The Measures for the Supervision and Administration of Unlisted Public Companies of China Securities Regulatory Commission came into effect on 20 13 and 10, which is a basic regulation for unlisted public companies, and makes systematic provisions on the trading and supervision of the "New Third Board". At the same time, companies with more than 200 shareholders who are not listed on the New Third Board will also be supervised.

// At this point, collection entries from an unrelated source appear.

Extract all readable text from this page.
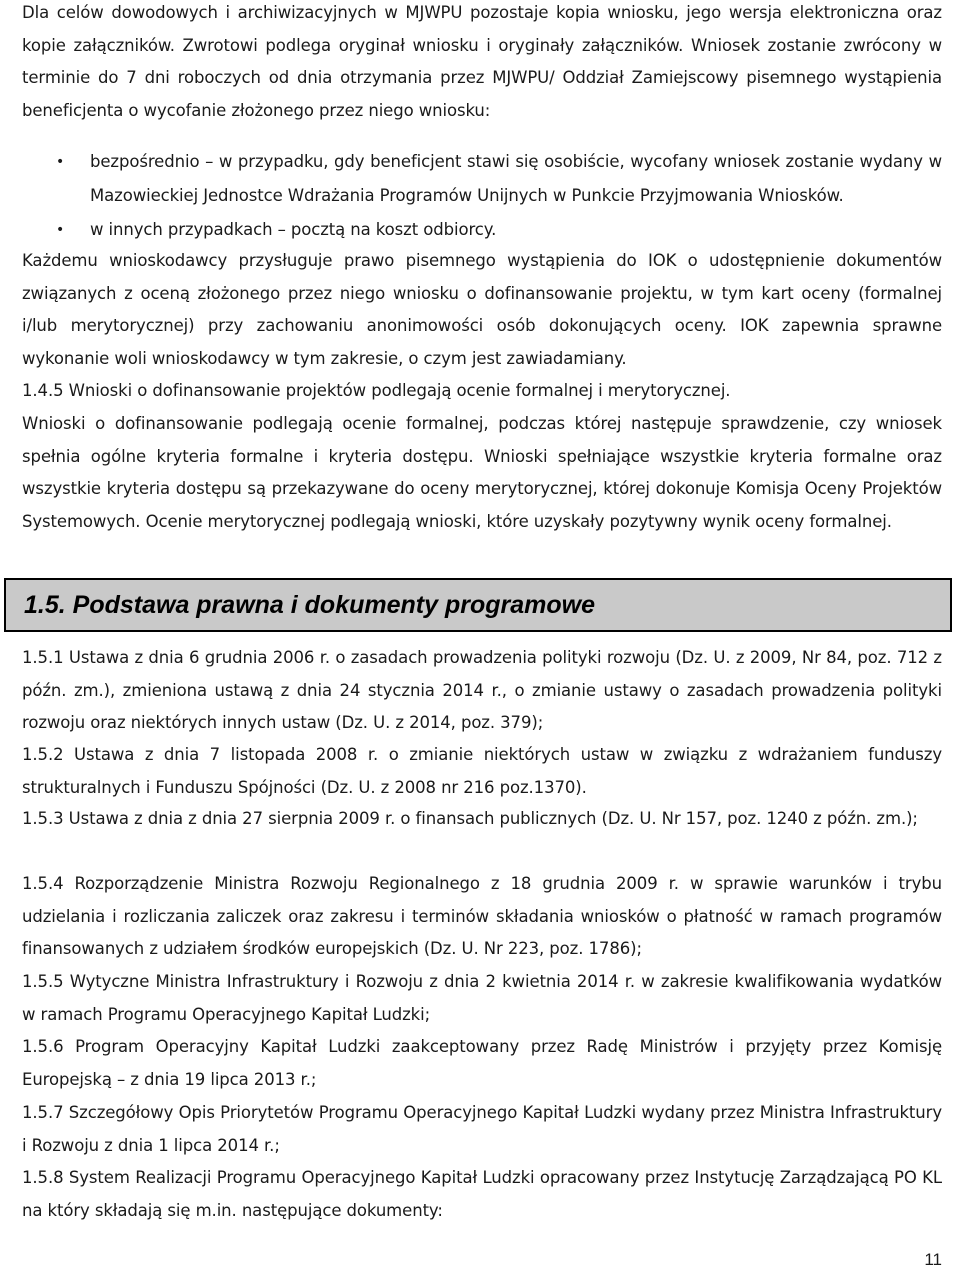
Dla celów dowodowych i archiwizacyjnych w MJWPU pozostaje kopia wniosku, jego wersja elektroniczna oraz kopie załączników. Zwrotowi podlega oryginał wniosku i oryginały załączników. Wniosek zostanie zwrócony w terminie do 7 dni roboczych od dnia otrzymania przez MJWPU/ Oddział Zamiejscowy pisemnego wystąpienia beneficjenta o wycofanie złożonego przez niego wniosku:

• bezpośrednio – w przypadku, gdy beneficjent stawi się osobiście, wycofany wniosek zostanie wydany w Mazowieckiej Jednostce Wdrażania Programów Unijnych w Punkcie Przyjmowania Wniosków.
• w innych przypadkach – pocztą na koszt odbiorcy.

Każdemu wnioskodawcy przysługuje prawo pisemnego wystąpienia do IOK o udostępnienie dokumentów związanych z oceną złożonego przez niego wniosku o dofinansowanie projektu, w tym kart oceny (formalnej i/lub merytorycznej) przy zachowaniu anonimowości osób dokonujących oceny. IOK zapewnia sprawne wykonanie woli wnioskodawcy w tym zakresie, o czym jest zawiadamiany.

1.4.5 Wnioski o dofinansowanie projektów podlegają ocenie formalnej i merytorycznej.

Wnioski o dofinansowanie podlegają ocenie formalnej, podczas której następuje sprawdzenie, czy wniosek spełnia ogólne kryteria formalne i kryteria dostępu. Wnioski spełniające wszystkie kryteria formalne oraz wszystkie kryteria dostępu są przekazywane do oceny merytorycznej, której dokonuje Komisja Oceny Projektów Systemowych. Ocenie merytorycznej podlegają wnioski, które uzyskały pozytywny wynik oceny formalnej.

1.5. Podstawa prawna i dokumenty programowe

1.5.1 Ustawa z dnia 6 grudnia 2006 r. o zasadach prowadzenia polityki rozwoju (Dz. U. z 2009, Nr 84, poz. 712 z późn. zm.), zmieniona ustawą z dnia 24 stycznia 2014 r., o zmianie ustawy o zasadach prowadzenia polityki rozwoju oraz niektórych innych ustaw (Dz. U. z 2014, poz. 379);

1.5.2 Ustawa z dnia 7 listopada 2008 r. o zmianie niektórych ustaw w związku z wdrażaniem funduszy strukturalnych i Funduszu Spójności (Dz. U. z 2008 nr 216 poz.1370).

1.5.3 Ustawa z dnia z dnia 27 sierpnia 2009 r. o finansach publicznych (Dz. U. Nr 157, poz. 1240 z późn. zm.);

1.5.4 Rozporządzenie Ministra Rozwoju Regionalnego z 18 grudnia 2009 r. w sprawie warunków i trybu udzielania i rozliczania zaliczek oraz zakresu i terminów składania wniosków o płatność w ramach programów finansowanych z udziałem środków europejskich (Dz. U. Nr 223, poz. 1786);

1.5.5 Wytyczne Ministra Infrastruktury i Rozwoju z dnia 2 kwietnia 2014 r. w zakresie kwalifikowania wydatków w ramach Programu Operacyjnego Kapitał Ludzki;

1.5.6 Program Operacyjny Kapitał Ludzki zaakceptowany przez Radę Ministrów i przyjęty przez Komisję Europejską – z dnia 19 lipca 2013 r.;

1.5.7 Szczegółowy Opis Priorytetów Programu Operacyjnego Kapitał Ludzki wydany przez Ministra Infrastruktury i Rozwoju z dnia 1 lipca 2014 r.;

1.5.8 System Realizacji Programu Operacyjnego Kapitał Ludzki opracowany przez Instytucję Zarządzającą PO KL na który składają się m.in. następujące dokumenty:

11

In order to implement the spirit of the Third Plenary Session of the 18th CPC Central Committee on accelerating the development of multi-level capital markets, the State Council issued the Decision on Issues Related to the National Small and Medium-sized Enterprise Share Transfer System on February 4th, 201March, which clarified the nature, function and orientation of the National Small and Medium-sized Enterprise Share Transfer System. According to the decision of the State Council, the China Securities Regulatory Commission publicly solicited opinions on amending the Measures for the Supervision and Administration of Unlisted Public Companies on June 5438+February 65438+June 6, and officially issued the Decision on Amending the Measures for the Supervision and Administration of Unlisted Public Companies on the 27th. According to this decision, the Measures for the Supervision and Administration of Unlisted Public Companies were revised. Among them, it is clear that the public share transfer of unlisted public companies can only be carried out in the national share transfer system for small and medium-sized enterprises, and unlisted public companies can carry out activities such as equity financing, debt financing and asset restructuring according to law, which broadens the channels for enterprise financing, mergers and acquisitions, simplifies the audit procedures and improves the audit efficiency. For companies with no more than 200 shareholders, the China Securities Regulatory Commission is exempted from examination and approval and managed by the national share transfer system. The author thinks that, as a supporting rule, the regulatory rules for mergers and acquisitions of unlisted public companies also need to be formulated ... (For the full text, please read China Finance, No.02, 20 14).